Though the Theater for the New South production, directed by Blake Harris, takes its own interpretation on the adaption, Rudez said he found a solution to his own predicament with the believability of Ibsen’s work.
“Nora has always been 99 percent gung ho for the family, and then for 1 percent, she changes and decides to walk out on her entire life,” he said. “But this version is a lot different from that—Bergman gives Nora the chance to walk out at the end of every scene where you can see the wheels turning.”
The contours of a gray canvas
The dimensions of the production’s found space, which has been home to more than one restaurant, provide Theater for the New South a chance to stage an alley configuration: a long, rectangular floor plan.
Rather than cluttering the audience’s view with ornately painted panels often used in period pieces, the set is similar to a run space in which the actors and the audience are enveloped by a huge tent.
Designer Rebecca Rouse decorated the austere set with a few choice pieces—a bare Christmas tree and recovered period chairs—to anchor the abstract grays, whites and blacks on stage.
The more sparse nature of the scenery made room for more of a visual and visceral investment in the costumes and music of “Nora,” designed by Angela Sweet and composed by Tim Hinck.
Sweet sourced garments from the Theatre Department at the University of Tennessee at Chattanooga and crafted some by hand, including a corset for the main character.
The fabric becomes a fluid voice for the characters’ innermost thoughts and the play’s overarching intellectual movement. The costumes transition from scene to scene so that period clothing gives way to a 1920s wardrobe and then even more modern attire, mirroring Nora’s own turn from a model 19th-century wife and mother to another kind of woman.
“We’re working with a pretty minimal set, and the lights are pretty minimal too, so the story the costumes are able to tell has really enriched the play,” Hollenbeck said.
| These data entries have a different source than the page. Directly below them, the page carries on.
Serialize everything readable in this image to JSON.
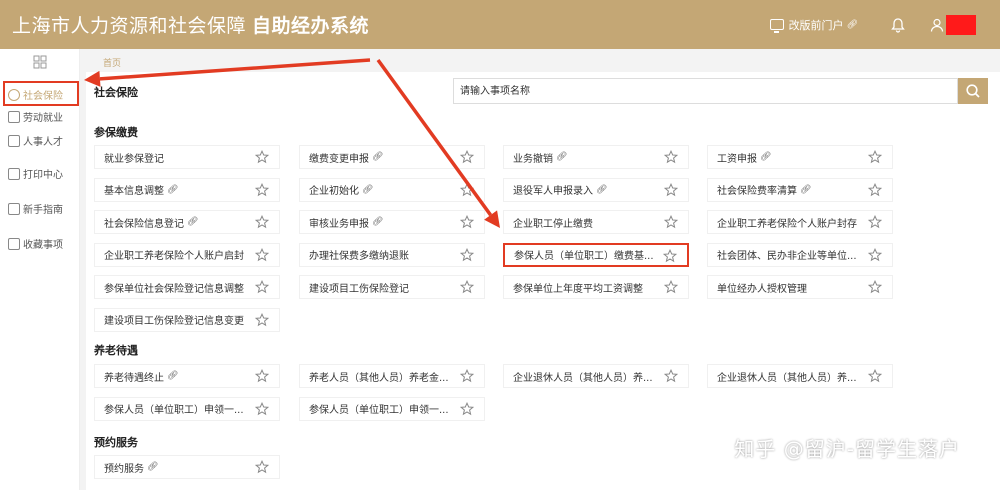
{
  "header": {
    "title_main": "上海市人力资源和社会保障",
    "title_bold": "自助经办系统",
    "portal_label": "改版前门户",
    "bg_color": "#c4a775"
  },
  "sidebar": {
    "items": [
      {
        "label": "社会保险",
        "icon": "shield-icon",
        "active": true
      },
      {
        "label": "劳动就业",
        "icon": "worker-icon"
      },
      {
        "label": "人事人才",
        "icon": "person-icon"
      },
      {
        "label": "打印中心",
        "icon": "printer-icon"
      },
      {
        "label": "新手指南",
        "icon": "guide-icon"
      },
      {
        "label": "收藏事项",
        "icon": "star-icon"
      }
    ]
  },
  "breadcrumb": "首页",
  "panel_title": "社会保险",
  "search": {
    "placeholder": "请输入事项名称"
  },
  "sections": [
    {
      "title": "参保缴费",
      "items": [
        {
          "label": "就业参保登记",
          "link": false
        },
        {
          "label": "缴费变更申报",
          "link": true
        },
        {
          "label": "业务撤销",
          "link": true
        },
        {
          "label": "工资申报",
          "link": true
        },
        {
          "label": "基本信息调整",
          "link": true
        },
        {
          "label": "企业初始化",
          "link": true
        },
        {
          "label": "退役军人申报录入",
          "link": true
        },
        {
          "label": "社会保险费率清算",
          "link": true
        },
        {
          "label": "社会保险信息登记",
          "link": true
        },
        {
          "label": "审核业务申报",
          "link": true
        },
        {
          "label": "企业职工停止缴费",
          "link": false
        },
        {
          "label": "企业职工养老保险个人账户封存",
          "link": false
        },
        {
          "label": "企业职工养老保险个人账户启封",
          "link": false
        },
        {
          "label": "办理社保费多缴纳退账",
          "link": false
        },
        {
          "label": "参保人员（单位职工）缴费基...",
          "link": false,
          "highlight": true
        },
        {
          "label": "社会团体、民办非企业等单位...",
          "link": false
        },
        {
          "label": "参保单位社会保险登记信息调整",
          "link": false
        },
        {
          "label": "建设项目工伤保险登记",
          "link": false
        },
        {
          "label": "参保单位上年度平均工资调整",
          "link": false
        },
        {
          "label": "单位经办人授权管理",
          "link": false
        },
        {
          "label": "建设项目工伤保险登记信息变更",
          "link": false
        }
      ]
    },
    {
      "title": "养老待遇",
      "items": [
        {
          "label": "养老待遇终止",
          "link": true
        },
        {
          "label": "养老人员（其他人员）养老金...",
          "link": false
        },
        {
          "label": "企业退休人员（其他人员）养...",
          "link": false
        },
        {
          "label": "企业退休人员（其他人员）养...",
          "link": false
        },
        {
          "label": "参保人员（单位职工）申领一...",
          "link": false
        },
        {
          "label": "参保人员（单位职工）申领一...",
          "link": false
        }
      ]
    },
    {
      "title": "预约服务",
      "items": [
        {
          "label": "预约服务",
          "link": true
        }
      ]
    }
  ],
  "watermark": "知乎 @留沪-留学生落户",
  "annotation_color": "#e23b22"
}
Similarly, the production’s music undergoes a shift. Hinck employed a poignant string theme as the basis of his score, introducing it at the beginning in its most stripped version with a recording of himself playing the violin.
The simple melody then morphs into a modern track with a beat and distortion levels for a much grittier and complex sound, just in time to soundtrack Nora walking out the door.